Over the years, I’ve collected notes about writing habits and the process of writing that I use for inspiration, especially when I feel discouraged.
Here are my top 12 writing tips:
• Write as much as you can, but not necessarily every day, especially if writing isn’t your full-time job. Set a writing quota with daily, weekly or monthly goals, such as writing three to four times a week, two hours each time (which is my new goal now that I’m almost finished with my latest novel writing project).
• Get rid of distractions in your life while you’re writing, and don’t invite in the critic. Both can keep you from writing by serving as excuses to not write or to invite in writer’s block.
• Don’t wait for inspiration. It can come to you when you’re already working. The more you practice writing, the easier it is for words and ideas to come to you.
• Have more awareness, using all the senses when making observations and creating scenes.
• Write when you’re not writing by describing what you see, hear and feel as a running mental description. Write down whatever seems compelling.
• Figure out what is most essential, most loved for you to write about. Write about what interests you, what you want to learn about and, of course, what you know.
• Cherish silence even in noisy environments to let the words come.

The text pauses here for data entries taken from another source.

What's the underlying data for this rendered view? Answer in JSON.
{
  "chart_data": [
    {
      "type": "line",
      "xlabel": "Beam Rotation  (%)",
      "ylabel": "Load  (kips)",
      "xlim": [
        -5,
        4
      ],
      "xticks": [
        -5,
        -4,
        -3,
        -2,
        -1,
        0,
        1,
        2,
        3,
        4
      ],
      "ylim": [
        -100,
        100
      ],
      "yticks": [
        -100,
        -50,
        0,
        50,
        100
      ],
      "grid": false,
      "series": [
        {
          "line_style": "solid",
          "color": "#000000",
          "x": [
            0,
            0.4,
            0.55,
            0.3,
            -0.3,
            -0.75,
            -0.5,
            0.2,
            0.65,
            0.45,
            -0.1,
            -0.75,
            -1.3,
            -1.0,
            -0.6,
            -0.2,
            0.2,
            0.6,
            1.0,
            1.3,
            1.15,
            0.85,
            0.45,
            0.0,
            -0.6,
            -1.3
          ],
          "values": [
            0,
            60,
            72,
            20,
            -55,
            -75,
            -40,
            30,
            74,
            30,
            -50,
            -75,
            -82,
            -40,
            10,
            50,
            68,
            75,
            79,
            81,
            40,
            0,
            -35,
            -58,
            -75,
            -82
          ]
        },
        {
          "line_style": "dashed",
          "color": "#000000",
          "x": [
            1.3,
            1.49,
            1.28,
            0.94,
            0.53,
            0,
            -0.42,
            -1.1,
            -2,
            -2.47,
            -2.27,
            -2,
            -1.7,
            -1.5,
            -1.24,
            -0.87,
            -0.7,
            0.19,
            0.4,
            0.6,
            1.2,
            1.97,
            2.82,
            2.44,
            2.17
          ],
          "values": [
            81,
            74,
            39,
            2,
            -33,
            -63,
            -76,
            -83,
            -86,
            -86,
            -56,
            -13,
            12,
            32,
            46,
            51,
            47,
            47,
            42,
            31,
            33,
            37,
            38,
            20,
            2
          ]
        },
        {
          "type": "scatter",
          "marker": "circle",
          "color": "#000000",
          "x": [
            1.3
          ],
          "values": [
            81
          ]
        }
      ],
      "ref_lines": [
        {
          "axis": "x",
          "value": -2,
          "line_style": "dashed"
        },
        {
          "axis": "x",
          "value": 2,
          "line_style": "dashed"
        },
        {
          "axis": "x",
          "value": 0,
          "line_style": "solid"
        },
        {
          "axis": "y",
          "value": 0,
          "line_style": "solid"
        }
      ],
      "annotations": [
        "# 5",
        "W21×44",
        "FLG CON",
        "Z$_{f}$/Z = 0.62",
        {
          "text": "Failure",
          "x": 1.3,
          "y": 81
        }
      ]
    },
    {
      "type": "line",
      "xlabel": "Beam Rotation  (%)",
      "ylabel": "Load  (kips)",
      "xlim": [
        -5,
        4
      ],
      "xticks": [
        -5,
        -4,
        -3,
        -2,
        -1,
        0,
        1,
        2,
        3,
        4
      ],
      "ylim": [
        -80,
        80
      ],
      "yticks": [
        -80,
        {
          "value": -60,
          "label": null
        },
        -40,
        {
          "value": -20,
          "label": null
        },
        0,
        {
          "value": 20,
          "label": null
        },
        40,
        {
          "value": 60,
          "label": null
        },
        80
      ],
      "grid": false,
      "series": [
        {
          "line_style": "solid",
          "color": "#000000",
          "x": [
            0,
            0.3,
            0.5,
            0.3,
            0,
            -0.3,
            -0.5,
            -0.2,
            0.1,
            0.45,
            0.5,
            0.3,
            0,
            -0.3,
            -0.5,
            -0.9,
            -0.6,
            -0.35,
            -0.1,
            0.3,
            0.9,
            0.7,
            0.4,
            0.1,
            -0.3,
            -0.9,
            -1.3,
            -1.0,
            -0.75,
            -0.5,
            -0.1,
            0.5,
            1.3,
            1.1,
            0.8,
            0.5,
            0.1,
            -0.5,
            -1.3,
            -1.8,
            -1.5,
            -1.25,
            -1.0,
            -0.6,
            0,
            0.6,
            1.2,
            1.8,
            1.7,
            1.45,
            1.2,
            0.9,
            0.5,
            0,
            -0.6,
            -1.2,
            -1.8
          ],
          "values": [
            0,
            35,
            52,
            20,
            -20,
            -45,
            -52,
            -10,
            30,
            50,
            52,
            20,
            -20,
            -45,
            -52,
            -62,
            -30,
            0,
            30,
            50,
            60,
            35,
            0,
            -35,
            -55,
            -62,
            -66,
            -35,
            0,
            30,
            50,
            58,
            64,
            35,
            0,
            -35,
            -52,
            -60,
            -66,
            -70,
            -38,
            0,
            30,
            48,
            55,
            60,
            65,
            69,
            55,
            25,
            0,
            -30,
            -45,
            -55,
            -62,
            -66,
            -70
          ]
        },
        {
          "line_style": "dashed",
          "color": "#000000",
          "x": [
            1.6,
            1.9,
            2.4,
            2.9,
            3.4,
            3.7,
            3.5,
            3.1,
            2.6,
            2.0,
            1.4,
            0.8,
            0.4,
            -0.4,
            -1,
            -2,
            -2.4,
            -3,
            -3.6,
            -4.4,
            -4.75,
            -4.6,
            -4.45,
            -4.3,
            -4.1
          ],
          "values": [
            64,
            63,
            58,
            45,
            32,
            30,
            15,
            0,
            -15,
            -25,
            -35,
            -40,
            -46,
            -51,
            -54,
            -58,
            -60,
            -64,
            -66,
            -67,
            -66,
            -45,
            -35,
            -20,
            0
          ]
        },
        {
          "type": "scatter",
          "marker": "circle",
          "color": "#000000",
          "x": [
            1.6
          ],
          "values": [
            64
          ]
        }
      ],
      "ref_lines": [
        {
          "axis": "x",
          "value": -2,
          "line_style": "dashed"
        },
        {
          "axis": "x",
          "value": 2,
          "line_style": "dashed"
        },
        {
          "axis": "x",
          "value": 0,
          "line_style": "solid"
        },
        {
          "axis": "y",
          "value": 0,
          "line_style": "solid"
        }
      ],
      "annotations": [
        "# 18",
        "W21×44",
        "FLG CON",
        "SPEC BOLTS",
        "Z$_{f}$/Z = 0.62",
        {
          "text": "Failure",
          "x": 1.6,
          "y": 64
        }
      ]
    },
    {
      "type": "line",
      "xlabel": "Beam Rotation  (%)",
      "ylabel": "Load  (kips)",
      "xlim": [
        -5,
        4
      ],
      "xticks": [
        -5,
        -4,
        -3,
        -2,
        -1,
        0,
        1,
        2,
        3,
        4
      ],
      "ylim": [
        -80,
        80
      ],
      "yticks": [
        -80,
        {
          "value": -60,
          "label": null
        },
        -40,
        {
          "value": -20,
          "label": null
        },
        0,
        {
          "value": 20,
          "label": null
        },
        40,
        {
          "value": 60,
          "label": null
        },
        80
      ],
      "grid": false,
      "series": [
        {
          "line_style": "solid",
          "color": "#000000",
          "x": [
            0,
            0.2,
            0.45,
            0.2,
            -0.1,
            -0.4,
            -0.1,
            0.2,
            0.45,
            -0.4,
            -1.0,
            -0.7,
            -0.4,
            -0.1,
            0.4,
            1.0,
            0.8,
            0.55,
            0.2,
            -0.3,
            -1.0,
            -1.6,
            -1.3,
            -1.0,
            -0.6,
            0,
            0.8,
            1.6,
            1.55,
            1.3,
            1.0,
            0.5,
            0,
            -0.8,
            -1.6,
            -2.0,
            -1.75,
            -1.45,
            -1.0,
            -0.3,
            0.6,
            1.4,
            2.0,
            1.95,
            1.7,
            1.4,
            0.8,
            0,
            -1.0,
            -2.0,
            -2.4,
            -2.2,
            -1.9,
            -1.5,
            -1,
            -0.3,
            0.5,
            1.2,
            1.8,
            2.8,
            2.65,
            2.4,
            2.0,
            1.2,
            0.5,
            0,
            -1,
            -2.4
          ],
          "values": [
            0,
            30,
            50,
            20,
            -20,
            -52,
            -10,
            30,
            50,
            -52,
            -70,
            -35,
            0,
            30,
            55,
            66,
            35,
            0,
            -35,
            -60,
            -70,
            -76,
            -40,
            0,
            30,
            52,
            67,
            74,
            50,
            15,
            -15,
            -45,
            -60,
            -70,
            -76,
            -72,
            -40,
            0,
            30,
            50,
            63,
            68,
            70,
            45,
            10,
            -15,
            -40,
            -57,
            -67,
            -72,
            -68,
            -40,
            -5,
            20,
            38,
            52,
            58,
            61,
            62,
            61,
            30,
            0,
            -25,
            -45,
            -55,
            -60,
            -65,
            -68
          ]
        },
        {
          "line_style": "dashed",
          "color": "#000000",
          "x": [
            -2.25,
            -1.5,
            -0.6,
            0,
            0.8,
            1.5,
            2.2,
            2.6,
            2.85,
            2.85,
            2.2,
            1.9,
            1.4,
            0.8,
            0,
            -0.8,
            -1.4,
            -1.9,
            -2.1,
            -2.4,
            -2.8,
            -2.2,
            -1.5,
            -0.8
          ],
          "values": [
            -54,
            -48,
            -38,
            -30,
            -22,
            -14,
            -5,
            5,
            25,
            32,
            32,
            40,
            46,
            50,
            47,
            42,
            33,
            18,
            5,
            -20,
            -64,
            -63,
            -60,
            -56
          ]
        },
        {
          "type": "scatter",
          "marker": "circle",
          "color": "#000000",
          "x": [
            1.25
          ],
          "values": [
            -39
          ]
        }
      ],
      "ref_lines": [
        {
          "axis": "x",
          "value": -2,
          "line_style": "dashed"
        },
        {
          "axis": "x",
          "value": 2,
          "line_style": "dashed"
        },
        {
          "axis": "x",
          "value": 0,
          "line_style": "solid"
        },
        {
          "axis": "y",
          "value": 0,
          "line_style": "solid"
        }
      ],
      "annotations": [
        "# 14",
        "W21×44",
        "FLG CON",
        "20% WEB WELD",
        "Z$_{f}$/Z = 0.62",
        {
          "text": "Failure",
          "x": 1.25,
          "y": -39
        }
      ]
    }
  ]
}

• Think about where your writing wants to go, realizing that, with fiction and poetry, you’re not in total control of it. Trust your subconscious to make connections your conscious mind isn’t ready to or won’t necessarily be able to make.
• Realize that rough or first drafts aren’t perfection on the first try. As you write, the story unfolds and isn’t readily formed until it’s written. Get the story down, then fine tune it with details, nuances and deepening of the plot, character and setting. Revise and revise again.
• Accept that writing is supposed to be hard.
• Focus on the process instead of the results. Enjoy that process.
• And, last but not least, read. Reading makes you a better writer.